Les nanostructures de carbone pourraient devenir plus faciles à concevoir et à synthétiser grâce à une méthode d’apprentissage automatique qui prédit leur croissance sur les surfaces métalliques. La nouvelle approche, développée par des chercheurs de l#39Université japonaise du Tohoku et de l#39Université Jiao Tong de Shanghai en Chine, facilitera l#39exploitation de la polyvalence chimique exclusive de la nanotechnologie du carbone. La méthode a été publiée dans la revue Character Communications.
La croissance de nanostructures de carbone sur diverses surfaces, notamment sous forme de films atomiquement minces, a été largement étudiée, mais on sait peu de choses sur la dynamique et les facteurs au niveau atomique régissant la qualité des matériaux résultants. « Nos travaux répondent à un défi critical pour réaliser le potentiel des nanostructures de carbone dans les dispositifs électroniques ou de traitement de l#39énergie », déclare Hao Li de l#39équipe de l#39Université de Tohoku.

Le substantial éventail de surfaces possibles et la sensibilité du processus à plusieurs variables rendent l’investigation expérimentale directe difficile. Les chercheurs se sont donc tournés vers les simulations d’apprentissage automatique comme moyen as well as efficace d’explorer ces systèmes.

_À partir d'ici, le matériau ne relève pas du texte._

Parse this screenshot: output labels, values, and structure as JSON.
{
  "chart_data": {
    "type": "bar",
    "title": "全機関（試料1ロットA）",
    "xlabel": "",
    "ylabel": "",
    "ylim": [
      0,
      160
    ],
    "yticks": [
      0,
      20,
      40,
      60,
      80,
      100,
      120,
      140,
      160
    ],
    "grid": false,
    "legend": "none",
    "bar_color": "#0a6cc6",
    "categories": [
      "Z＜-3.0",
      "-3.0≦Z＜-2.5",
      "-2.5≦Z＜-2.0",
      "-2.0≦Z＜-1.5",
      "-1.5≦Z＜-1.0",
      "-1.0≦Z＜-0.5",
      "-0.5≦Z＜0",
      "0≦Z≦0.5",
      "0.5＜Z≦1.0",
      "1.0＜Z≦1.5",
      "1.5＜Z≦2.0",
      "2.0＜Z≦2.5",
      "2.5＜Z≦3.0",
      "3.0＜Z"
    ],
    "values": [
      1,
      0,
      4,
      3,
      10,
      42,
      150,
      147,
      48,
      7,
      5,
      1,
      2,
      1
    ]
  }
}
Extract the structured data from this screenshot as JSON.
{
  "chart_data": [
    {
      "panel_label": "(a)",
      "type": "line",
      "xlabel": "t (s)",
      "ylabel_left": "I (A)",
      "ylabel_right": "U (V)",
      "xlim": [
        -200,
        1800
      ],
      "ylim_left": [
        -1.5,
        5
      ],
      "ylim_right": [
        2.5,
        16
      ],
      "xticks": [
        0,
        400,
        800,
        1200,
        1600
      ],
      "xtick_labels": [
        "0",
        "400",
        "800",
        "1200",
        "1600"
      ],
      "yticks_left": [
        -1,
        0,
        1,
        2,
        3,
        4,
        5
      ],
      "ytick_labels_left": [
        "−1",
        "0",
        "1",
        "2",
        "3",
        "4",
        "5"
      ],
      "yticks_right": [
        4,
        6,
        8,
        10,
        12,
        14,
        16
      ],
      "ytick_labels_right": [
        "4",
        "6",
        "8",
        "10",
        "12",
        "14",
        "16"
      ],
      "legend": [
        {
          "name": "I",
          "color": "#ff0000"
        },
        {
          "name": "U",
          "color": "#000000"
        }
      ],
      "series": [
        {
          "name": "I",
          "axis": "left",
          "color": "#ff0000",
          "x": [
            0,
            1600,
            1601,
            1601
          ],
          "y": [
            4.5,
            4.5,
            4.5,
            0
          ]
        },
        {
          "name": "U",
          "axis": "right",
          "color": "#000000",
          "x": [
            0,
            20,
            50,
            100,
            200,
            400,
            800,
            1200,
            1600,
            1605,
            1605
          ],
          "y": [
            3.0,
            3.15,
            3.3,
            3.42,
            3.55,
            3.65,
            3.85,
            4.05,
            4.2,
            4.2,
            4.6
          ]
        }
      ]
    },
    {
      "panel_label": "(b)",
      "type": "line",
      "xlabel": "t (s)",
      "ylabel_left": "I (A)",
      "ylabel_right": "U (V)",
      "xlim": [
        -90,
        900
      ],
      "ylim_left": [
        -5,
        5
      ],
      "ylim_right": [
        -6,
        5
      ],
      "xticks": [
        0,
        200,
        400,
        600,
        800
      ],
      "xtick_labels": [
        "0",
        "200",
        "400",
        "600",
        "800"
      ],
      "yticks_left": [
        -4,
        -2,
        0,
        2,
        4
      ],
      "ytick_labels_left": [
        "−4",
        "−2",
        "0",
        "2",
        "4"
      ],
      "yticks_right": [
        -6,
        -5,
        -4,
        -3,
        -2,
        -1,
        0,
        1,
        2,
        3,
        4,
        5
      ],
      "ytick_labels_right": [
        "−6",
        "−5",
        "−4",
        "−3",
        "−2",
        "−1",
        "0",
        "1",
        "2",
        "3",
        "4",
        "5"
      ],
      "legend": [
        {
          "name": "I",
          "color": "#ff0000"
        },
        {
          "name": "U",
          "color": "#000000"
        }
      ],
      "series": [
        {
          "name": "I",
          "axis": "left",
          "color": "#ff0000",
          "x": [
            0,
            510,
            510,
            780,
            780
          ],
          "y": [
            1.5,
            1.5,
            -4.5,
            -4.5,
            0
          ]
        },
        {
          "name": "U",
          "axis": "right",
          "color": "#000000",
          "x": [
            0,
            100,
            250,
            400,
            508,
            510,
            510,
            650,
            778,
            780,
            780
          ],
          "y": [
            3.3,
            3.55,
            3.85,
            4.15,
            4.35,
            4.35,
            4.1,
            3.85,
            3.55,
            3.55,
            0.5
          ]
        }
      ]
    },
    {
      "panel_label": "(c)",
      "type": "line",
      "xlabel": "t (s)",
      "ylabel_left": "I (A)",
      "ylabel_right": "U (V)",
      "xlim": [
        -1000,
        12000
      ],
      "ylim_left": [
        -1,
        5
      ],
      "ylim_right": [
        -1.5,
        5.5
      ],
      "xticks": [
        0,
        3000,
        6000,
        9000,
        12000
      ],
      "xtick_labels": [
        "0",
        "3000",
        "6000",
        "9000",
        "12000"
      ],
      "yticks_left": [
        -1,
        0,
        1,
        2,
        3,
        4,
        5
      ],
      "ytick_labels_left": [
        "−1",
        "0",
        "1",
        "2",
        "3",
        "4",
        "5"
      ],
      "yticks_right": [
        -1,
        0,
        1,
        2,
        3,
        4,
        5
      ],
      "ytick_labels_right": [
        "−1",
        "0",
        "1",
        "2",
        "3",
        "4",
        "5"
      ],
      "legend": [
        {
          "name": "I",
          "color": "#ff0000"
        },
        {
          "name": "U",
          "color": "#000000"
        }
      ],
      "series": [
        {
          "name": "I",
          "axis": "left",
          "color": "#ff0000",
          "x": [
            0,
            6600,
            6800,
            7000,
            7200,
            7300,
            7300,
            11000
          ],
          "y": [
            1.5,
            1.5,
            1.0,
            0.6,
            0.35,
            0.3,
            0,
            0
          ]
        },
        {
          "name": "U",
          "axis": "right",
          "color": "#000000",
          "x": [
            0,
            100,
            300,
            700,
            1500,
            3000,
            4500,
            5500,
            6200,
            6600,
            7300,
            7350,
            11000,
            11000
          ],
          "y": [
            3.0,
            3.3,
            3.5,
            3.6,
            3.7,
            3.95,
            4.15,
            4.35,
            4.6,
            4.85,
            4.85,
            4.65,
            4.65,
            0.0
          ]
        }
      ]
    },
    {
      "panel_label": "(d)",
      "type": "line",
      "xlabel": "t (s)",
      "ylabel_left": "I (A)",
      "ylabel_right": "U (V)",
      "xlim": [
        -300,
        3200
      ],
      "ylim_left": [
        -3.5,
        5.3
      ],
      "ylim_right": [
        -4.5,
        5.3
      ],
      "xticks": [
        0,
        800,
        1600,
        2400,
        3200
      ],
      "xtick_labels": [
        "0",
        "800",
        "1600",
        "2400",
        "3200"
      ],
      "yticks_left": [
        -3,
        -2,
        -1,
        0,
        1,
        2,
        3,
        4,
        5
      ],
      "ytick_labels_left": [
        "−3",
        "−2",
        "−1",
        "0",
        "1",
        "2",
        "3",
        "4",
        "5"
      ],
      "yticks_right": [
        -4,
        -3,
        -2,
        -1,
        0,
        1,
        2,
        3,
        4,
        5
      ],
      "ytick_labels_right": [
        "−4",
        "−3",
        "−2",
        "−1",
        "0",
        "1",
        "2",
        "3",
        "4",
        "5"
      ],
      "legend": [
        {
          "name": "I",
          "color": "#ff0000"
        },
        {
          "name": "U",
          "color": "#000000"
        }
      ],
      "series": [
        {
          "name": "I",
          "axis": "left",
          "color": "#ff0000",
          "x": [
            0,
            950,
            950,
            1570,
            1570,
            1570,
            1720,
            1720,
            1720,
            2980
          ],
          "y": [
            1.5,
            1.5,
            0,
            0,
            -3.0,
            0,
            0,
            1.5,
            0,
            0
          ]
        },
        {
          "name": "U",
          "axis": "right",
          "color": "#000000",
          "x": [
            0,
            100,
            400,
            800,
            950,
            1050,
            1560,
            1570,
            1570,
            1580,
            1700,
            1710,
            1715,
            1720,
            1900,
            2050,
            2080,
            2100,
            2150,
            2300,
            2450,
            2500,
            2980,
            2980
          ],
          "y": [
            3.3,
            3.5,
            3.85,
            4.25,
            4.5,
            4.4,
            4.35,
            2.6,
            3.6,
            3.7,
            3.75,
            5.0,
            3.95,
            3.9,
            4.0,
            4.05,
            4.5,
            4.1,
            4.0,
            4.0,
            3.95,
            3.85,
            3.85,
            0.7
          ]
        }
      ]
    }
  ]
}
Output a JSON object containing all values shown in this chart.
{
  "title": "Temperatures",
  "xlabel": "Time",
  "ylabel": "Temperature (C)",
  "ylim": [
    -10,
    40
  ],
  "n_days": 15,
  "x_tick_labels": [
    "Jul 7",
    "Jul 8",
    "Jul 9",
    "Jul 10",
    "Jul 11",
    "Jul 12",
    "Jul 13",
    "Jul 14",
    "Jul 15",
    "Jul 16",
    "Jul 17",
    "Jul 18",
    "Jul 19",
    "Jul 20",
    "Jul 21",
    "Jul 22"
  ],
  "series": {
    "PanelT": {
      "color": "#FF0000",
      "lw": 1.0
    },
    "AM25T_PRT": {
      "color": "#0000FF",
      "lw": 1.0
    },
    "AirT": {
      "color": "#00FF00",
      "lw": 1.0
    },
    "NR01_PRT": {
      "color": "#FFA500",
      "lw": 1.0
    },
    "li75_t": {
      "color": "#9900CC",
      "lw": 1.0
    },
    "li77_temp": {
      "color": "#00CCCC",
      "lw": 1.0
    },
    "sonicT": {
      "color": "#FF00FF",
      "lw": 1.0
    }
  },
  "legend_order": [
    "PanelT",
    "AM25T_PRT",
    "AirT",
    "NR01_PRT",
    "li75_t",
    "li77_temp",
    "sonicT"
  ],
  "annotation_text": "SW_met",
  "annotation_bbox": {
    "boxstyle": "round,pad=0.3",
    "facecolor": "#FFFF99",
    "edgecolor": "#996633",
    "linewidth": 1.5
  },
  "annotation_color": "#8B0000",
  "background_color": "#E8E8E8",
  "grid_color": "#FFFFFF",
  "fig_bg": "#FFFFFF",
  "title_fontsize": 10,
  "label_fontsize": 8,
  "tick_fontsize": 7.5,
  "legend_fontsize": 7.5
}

Grâce à l’apprentissage automatique, divers modèles théoriques peuvent être combinés avec des données problems d’expériences chimiques pour prédire la dynamique de la croissance cristalline du carbone et déterminer comment elle peut être contrôlée pour obtenir des résultats spécifiques. Le programme de simulation take a look at les stratégies et identifie celles qui fonctionnent et celles qui ne fonctionnent pas, sans qu#39il soit nécessaire que des humains guident chaque étape du processus.
Les chercheurs ont testé cette approche en étudiant des simulations de la croissance du graphène, une forme de carbone, sur une area de cuivre. Après avoir établi le cadre de foundation, ils ont montré comment leur approche pouvait également être appliquée à d#39autres surfaces métalliques, telles que le titane, le chrome et le cuivre contaminés par l#39oxygène.
La répartition des électrons autour des noyaux des atomes dans différentes formes de cristaux de graphène peut varier. Ces différences subtiles dans la structure atomique et la disposition électronique affectent les propriétés chimiques et électrochimiques globales du matériau. L’approche d’apprentissage automatique peut tester comment ces différences affectent la diffusion des atomes individuels et des atomes liés ainsi que la formation de chaînes, d’arcs et de buildings annulaires carbonées.
L’équipe a validé les résultats des simulations par des expériences et a constaté qu’ils correspondaient étroitement. « Dans l#39ensemble, notre travail fournit une méthode pratique et efficace pour concevoir des substrats métalliques ou en alliages afin d#39obtenir les nanostructures de carbone souhaitées et d#39explorer d#39autres opportunités », explique Li.
Il ajoute que les travaux futurs s#39appuieront sur ces connaissances pour étudier des sujets tels que les interfaces entre solides et liquides dans les catalyseurs avancés et les propriétés chimiques des matériaux utilisés pour le traitement et le stockage de l#39énergie.